DAERAH-BAUBAU

Tokoh Kristen Hindu Baubau Minta Sidang PHPU Jangan Dikriminalisasi


Suasana sidang perselisihan hasil pemilihan umum di Mahkama Konstitusi. Ist

BAUBAU, kabarbuton.com - Pasca pemilihan Presiden dan Wakil Presiden RI 17 April 2019 yang lalu, Komisi Pemilihan Umum (KPU) telah menetapkan salah satu pasangan sebagai pemenang pemilu. Namun hasil tersebut dianggap oleh salah satu pasangan calon sebagai kemenangan dengan kecurangan. Hasilnya, sengketa tersebut saat ini telah diambil alih oleh Mahkama Konstitusi (MK) untuk diselesaikan sesuai hukum dan aturan yang berlaku.

Sembari menunggu keputusan MK tersebut, sejumlah masyarakat berbagai kalangan di Kota Baubau berharap serta menolak tindakan rusuh dan kriminal selama proses persidangan Perselisihan Hasil Pemilihan Umum (PHPU) di MK.

Pendeta gereja Bhetani Umna Wolio, Yoanis agus menilai, tindakan rusuh dan kriminal bisa mengganggu jalannya proses persidangan serta bisa menimbulkan dampak negatif yang cukup besar untuk Masyarakat Indonesia.

“Mari kita hormati hukum, taati dan patuhi aturan hukum. Mari jaga persatuan dan kesatuan NKRI, agar Indonesia tetap aman, masyarakat juga bisa hidup dengan aman,” harapnya.

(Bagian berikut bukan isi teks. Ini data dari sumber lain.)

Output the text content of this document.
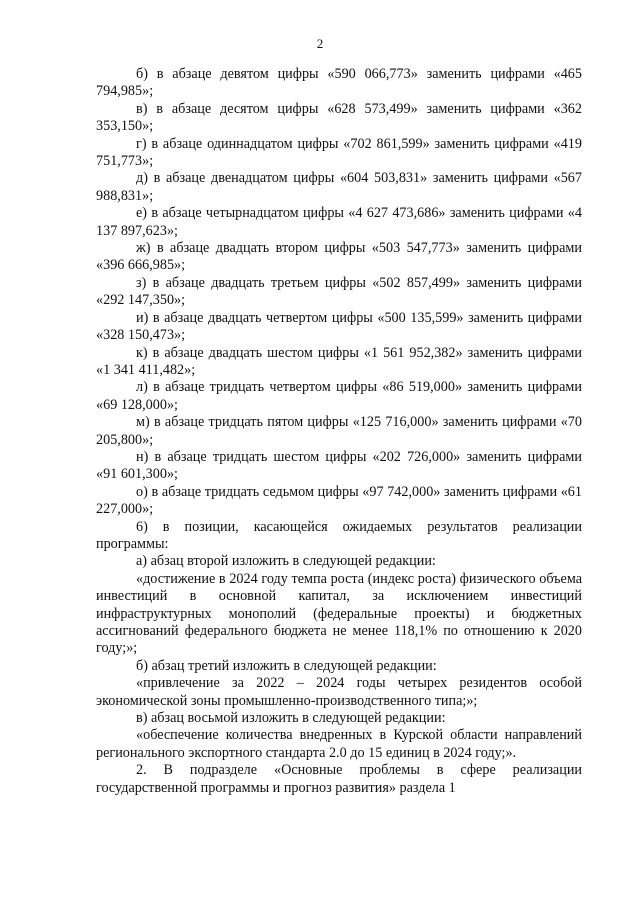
2

б) в абзаце девятом цифры «590 066,773» заменить цифрами «465 794,985»;

в) в абзаце десятом цифры «628 573,499» заменить цифрами «362 353,150»;

г) в абзаце одиннадцатом цифры «702 861,599» заменить цифрами «419 751,773»;

д) в абзаце двенадцатом цифры «604 503,831» заменить цифрами «567 988,831»;

е) в абзаце четырнадцатом цифры «4 627 473,686» заменить цифрами «4 137 897,623»;

ж) в абзаце двадцать втором цифры «503 547,773» заменить цифрами «396 666,985»;

з) в абзаце двадцать третьем цифры «502 857,499» заменить цифрами «292 147,350»;

и) в абзаце двадцать четвертом цифры «500 135,599» заменить цифрами «328 150,473»;

к) в абзаце двадцать шестом цифры «1 561 952,382» заменить цифрами «1 341 411,482»;

л) в абзаце тридцать четвертом цифры «86 519,000» заменить цифрами «69 128,000»;

м) в абзаце тридцать пятом цифры «125 716,000» заменить цифрами «70 205,800»;

н) в абзаце тридцать шестом цифры «202 726,000» заменить цифрами «91 601,300»;

о) в абзаце тридцать седьмом цифры «97 742,000» заменить цифрами «61 227,000»;

6) в позиции, касающейся ожидаемых результатов реализации программы:

а) абзац второй изложить в следующей редакции:

«достижение в 2024 году темпа роста (индекс роста) физического объема инвестиций в основной капитал, за исключением инвестиций инфраструктурных монополий (федеральные проекты) и бюджетных ассигнований федерального бюджета не менее 118,1% по отношению к 2020 году;»;

б) абзац третий изложить в следующей редакции:

«привлечение за 2022 – 2024 годы четырех резидентов особой экономической зоны промышленно-производственного типа;»;

в) абзац восьмой изложить в следующей редакции:

«обеспечение количества внедренных в Курской области направлений регионального экспортного стандарта 2.0 до 15 единиц в 2024 году;».

2. В подразделе «Основные проблемы в сфере реализации государственной программы и прогноз развития» раздела 1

Harapan senada juga disampaikan tokoh pemuda Hindu di Karing-Karing, I Gede Ngurah. Aksi rusuh dan kriminal, dianggap bisa memecah belah persatuan sehingga bisa menghambat jalannya proses persidangan.

"Serahkan semua ke MK sebagai pengadil atas laporan sengketa pemilu. Masyarakat jangan ikut melakukan hal-hal yang berpotensi mengganggu jalannya proses persindangan. Siapapun presidennya, siapapun yang terpilih itu adalah putra terbaik bangsa. Mari kita terus menjaga situasi agar tetap harmonis dan kondusif,” imbaunya.